Juan Guinot nació en Mercedes (Provincia de Buenos Aires, Argentina) tres meses y once días antes de que el hombre pise la Luna (05-04-1969). Allí fue columnista de diario, locutor y guionista.
Se licenció en Administración (UBA), Psicología Social (Pichón Rivière) y Master en Dirección de Empresas (IAE).
A partir de 1990 trabajó cinco años en el Estado para recaudar dinero y entre 1995 y 2001, lo hizo en una empresa para que la gente lo gaste en golosinas.
Es profesor de marketing y creatividad.
Estudió clown, locución y desde el 2003 es discípulo del escritor Alberto Laiseca.
Escribió cuatro novelas y una nouvelle (no editadas) y más de cincuenta relatos.
Publicó en Revista Axxón (Argentina), Portal de Ciencia Ficción (España), revista miNiatura (España-Argentina) y revista No Retornable (Argentina). Relatos suyos forman parte de las antologías «Cuentos por Deportes 2» Editorial Homo Sapiens, y Novacoletanea 2009 (Mina Gerais, Brasil).
Participó en lecturas en público donde alterna la lectura con la actuación.
Amante de la ciencia ficción y el género fantástico, espera por un mundo más sanito, que se deje crecer a cada uno según sus motivaciones, que se le aparezca un OVNI o un alienígena y que, finalmente, los ingleses devuelvan las Malvinas y el Peñón de Gibraltar.
ESPAÑA
La torre Agbar seccionaba en dos la luna trasera rumbo a Sarrià.
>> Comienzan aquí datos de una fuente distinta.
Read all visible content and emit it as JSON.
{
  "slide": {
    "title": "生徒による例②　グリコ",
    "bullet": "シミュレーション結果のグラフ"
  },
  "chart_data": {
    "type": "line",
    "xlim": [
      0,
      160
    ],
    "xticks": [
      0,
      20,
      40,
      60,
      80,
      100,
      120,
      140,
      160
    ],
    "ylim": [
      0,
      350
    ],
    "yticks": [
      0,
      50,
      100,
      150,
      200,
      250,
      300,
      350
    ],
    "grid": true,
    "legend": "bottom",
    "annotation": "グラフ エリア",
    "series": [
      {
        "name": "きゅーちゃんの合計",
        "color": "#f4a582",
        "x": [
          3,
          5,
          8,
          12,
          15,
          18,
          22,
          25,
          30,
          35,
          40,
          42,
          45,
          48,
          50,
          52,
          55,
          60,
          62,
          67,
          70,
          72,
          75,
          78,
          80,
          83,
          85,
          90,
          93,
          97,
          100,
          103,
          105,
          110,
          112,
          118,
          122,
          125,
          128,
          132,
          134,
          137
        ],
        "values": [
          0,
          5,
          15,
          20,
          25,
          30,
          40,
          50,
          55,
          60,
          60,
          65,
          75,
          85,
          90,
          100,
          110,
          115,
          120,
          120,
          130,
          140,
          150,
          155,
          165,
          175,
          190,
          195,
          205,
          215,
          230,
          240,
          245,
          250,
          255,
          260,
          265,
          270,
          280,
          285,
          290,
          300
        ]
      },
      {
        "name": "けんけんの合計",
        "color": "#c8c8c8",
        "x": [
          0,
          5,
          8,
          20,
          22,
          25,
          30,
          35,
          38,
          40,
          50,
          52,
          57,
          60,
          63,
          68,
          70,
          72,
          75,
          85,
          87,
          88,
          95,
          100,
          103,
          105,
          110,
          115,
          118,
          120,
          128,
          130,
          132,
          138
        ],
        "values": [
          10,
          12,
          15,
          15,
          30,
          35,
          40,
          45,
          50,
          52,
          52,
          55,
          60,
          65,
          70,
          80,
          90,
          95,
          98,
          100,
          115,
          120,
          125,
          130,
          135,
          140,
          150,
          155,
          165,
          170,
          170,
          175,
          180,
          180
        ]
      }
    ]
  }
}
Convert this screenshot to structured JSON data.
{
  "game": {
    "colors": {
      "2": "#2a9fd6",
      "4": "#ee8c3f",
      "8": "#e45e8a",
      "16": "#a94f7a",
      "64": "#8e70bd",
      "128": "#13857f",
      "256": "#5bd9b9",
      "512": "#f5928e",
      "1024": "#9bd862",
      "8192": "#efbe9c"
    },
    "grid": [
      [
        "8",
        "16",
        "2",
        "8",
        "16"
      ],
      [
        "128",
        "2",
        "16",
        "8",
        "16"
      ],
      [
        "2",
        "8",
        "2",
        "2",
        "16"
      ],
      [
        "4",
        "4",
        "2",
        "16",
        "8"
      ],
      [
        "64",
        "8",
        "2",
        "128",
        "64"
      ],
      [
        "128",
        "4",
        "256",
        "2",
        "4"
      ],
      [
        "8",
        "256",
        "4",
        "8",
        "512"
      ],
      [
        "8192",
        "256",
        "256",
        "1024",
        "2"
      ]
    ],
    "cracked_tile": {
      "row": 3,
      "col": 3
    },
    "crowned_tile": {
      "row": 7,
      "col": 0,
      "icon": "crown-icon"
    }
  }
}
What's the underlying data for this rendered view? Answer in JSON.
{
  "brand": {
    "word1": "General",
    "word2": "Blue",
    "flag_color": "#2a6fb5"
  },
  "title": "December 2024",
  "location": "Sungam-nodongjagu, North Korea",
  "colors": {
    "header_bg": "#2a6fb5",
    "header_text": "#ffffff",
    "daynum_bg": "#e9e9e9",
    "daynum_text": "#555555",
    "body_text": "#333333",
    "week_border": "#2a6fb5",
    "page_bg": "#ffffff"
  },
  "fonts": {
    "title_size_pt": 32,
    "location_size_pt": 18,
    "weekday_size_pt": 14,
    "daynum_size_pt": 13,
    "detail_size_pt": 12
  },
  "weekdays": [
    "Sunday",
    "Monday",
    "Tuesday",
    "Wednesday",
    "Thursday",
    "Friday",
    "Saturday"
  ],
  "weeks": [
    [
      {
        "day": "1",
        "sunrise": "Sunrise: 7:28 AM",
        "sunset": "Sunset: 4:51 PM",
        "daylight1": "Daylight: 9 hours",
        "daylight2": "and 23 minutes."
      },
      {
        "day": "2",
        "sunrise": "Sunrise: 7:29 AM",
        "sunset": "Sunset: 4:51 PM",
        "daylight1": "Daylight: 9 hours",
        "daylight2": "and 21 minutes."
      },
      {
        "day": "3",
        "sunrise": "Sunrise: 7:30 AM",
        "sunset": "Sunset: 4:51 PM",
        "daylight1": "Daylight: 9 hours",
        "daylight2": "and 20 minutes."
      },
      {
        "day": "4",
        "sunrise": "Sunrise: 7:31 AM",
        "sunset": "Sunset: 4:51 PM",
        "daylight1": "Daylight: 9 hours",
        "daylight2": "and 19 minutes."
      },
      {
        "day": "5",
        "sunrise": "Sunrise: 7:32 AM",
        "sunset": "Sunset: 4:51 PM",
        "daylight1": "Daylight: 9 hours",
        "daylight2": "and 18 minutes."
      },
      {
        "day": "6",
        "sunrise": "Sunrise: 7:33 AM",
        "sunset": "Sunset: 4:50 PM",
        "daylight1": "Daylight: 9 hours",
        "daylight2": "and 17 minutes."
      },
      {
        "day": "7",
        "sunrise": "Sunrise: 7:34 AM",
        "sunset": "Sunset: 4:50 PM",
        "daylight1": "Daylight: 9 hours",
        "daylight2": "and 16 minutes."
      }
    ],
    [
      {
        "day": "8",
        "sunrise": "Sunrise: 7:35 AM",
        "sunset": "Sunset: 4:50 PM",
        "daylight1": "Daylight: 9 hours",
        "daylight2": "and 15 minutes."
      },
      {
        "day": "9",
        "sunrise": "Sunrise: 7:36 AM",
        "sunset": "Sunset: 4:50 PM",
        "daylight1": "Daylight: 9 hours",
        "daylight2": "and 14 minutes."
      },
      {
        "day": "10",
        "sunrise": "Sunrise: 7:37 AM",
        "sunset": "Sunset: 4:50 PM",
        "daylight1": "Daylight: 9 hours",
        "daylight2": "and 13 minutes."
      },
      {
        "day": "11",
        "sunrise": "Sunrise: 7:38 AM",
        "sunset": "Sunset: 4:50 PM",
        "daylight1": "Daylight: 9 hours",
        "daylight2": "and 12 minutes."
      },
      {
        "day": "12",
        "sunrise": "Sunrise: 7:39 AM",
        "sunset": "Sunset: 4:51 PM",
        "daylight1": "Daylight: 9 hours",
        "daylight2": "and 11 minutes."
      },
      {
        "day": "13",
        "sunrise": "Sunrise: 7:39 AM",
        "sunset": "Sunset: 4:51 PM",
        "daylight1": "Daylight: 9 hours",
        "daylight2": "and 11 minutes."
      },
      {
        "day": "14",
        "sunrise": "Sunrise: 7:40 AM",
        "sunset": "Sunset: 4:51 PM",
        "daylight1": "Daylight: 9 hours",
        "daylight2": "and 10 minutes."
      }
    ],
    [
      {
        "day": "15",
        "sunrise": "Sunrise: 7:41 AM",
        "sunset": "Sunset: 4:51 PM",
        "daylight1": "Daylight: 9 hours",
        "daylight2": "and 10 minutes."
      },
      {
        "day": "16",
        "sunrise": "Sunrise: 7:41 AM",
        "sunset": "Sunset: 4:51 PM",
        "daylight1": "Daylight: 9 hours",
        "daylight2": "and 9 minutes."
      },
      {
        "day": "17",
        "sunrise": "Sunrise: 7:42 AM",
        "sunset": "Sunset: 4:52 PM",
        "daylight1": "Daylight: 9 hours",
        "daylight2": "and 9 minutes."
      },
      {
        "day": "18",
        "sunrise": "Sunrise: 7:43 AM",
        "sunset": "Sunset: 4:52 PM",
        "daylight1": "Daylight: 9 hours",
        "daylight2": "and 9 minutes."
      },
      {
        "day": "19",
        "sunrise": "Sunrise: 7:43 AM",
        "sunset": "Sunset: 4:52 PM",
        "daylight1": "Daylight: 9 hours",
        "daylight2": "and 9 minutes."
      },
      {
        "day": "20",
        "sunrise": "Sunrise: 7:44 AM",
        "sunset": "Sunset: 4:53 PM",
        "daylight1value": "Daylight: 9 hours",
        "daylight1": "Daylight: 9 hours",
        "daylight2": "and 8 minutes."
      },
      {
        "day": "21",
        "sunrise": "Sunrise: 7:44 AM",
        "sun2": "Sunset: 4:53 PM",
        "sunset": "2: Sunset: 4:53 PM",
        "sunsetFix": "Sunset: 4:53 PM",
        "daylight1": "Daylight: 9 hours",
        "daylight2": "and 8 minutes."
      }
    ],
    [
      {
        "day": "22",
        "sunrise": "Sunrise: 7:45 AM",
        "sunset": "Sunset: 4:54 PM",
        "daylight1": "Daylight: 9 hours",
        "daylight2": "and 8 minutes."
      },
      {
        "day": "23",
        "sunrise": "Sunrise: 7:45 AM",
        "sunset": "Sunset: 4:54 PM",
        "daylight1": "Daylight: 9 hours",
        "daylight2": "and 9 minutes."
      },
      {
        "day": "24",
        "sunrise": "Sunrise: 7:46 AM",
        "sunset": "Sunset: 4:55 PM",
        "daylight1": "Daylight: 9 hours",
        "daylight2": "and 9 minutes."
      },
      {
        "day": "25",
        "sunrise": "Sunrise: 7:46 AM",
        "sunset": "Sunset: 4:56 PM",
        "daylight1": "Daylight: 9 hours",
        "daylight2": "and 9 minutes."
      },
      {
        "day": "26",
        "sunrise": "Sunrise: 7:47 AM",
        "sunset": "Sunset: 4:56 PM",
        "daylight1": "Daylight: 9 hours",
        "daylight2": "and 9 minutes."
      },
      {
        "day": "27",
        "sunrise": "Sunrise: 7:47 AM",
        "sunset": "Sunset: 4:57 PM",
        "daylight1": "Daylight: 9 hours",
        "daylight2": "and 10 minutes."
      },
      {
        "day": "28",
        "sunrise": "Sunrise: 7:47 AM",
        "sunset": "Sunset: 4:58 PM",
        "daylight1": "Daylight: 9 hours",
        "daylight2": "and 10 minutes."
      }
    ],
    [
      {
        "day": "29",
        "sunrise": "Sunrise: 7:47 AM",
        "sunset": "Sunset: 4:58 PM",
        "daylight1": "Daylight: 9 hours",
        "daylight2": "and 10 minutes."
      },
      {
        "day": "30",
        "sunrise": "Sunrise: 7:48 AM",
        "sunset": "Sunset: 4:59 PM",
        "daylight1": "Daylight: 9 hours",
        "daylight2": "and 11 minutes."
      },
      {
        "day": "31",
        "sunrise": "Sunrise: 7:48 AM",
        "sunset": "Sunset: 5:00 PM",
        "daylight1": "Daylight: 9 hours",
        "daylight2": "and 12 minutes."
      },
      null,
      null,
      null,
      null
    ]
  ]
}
La afabilidad del taxista me reconfortó. Su discurso sobre lo que él llamaba la modernidad, para referirse a las nuevas construcciones de estética radical, lo hilvanaba con las peripecias vividas por su familia en una casa de Nou Barris, construida en la posguerra. Aquello era como vivir a la intemperie, decía. Su único sistema de calefacción eran unos platitos de alpaca en los que quemaban alcohol, repartidos por las habitaciones. Pero, eso sí, se podían recorrer los pasillos en bicicleta, añadió riendo. Citaba como referencia de su ubicación Torre Baró, un viejo chalé abandonado en el 36, y las vistas, lo mejor, engrandecidas día a día, el panorama de toda Barcelona: el cementerio de Montjuïc, las torres de la central térmica de Sant Adrià, El Poble Nou, la Villa Olímpica y el rascacielos donde me había recogido.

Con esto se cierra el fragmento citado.